Relationship between Hypocalcemia and Congenital Heart Disease

• Hypocalcemia is more frequently identified in patients with 22q11.2 deletion syndrome (22q11.2DS) and congenital heart disease (CHD) 5.
• The frequency of diagnosed hypocalcemia is greater in patients with 22q11.2DS and CHD compared to those without CHD, with 62.36% of patients with CHD having a history of hypocalcemia 5.
• The age of onset of hypocalcemia is also affected, with 66.47% of patients with CHD and hypocalcemia experiencing neonatal/infantile hypocalcemia 5.

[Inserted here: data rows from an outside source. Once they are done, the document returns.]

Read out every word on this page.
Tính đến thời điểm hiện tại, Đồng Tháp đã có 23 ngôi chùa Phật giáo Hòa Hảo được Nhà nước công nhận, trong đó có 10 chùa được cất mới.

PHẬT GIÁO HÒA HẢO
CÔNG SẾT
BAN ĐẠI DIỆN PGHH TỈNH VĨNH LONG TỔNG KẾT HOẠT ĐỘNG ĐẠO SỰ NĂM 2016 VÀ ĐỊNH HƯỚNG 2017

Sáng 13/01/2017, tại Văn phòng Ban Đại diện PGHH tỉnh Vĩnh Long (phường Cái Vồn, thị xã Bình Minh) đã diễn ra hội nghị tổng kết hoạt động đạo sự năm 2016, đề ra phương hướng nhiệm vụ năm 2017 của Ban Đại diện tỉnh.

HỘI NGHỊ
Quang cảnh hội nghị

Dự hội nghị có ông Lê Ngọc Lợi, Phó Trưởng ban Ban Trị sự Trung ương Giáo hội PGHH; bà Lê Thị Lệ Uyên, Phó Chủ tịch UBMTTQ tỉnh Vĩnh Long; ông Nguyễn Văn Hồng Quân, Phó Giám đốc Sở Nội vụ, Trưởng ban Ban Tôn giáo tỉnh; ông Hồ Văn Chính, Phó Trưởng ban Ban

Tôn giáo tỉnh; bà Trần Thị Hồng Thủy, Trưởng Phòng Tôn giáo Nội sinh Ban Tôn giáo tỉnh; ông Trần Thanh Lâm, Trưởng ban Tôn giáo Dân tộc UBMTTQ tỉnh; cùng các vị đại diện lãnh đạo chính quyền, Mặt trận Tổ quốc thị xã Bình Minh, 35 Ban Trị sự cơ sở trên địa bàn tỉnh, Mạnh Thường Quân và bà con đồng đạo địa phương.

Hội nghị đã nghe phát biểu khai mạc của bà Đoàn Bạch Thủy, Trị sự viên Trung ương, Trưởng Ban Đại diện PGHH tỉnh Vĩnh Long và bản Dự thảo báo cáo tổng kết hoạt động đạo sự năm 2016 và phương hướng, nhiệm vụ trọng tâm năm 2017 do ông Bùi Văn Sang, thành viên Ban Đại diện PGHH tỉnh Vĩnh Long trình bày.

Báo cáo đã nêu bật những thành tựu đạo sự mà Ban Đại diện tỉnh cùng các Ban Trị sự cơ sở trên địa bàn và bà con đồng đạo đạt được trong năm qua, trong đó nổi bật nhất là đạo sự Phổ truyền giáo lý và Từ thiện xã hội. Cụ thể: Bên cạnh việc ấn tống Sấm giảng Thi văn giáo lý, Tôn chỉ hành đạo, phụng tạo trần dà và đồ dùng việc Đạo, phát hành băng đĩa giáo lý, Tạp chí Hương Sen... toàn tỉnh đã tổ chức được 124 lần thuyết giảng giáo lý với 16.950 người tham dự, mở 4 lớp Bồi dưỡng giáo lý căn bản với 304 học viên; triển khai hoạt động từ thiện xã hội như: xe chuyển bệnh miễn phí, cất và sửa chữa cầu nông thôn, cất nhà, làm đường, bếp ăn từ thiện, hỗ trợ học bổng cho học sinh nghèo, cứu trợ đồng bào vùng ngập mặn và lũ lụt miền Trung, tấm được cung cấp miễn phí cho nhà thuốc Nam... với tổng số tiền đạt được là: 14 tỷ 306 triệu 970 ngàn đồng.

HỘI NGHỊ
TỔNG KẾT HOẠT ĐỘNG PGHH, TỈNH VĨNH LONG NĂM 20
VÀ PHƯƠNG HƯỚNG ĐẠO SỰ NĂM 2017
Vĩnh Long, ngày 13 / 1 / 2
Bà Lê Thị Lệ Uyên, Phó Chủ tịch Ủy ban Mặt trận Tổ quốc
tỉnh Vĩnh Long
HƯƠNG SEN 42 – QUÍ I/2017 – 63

Clinical Presentation of Hypocalcemia in DiGeorge Syndrome

• Hypocalcemia can present with seizures, as seen in a patient with DiGeorge syndrome who developed hypocalcemia-induced seizures at the age of 40 4.
• The patient's calcium concentration was 5.5mg/dL, and the level of intact parathyroid hormone (PTH) was 6 pg/mL, indicating hypoparathyroidism 4.
• Hypocalcemia is a cardinal feature of DiGeorge syndrome, and its diagnosis is important for disease management and genetic counseling 3.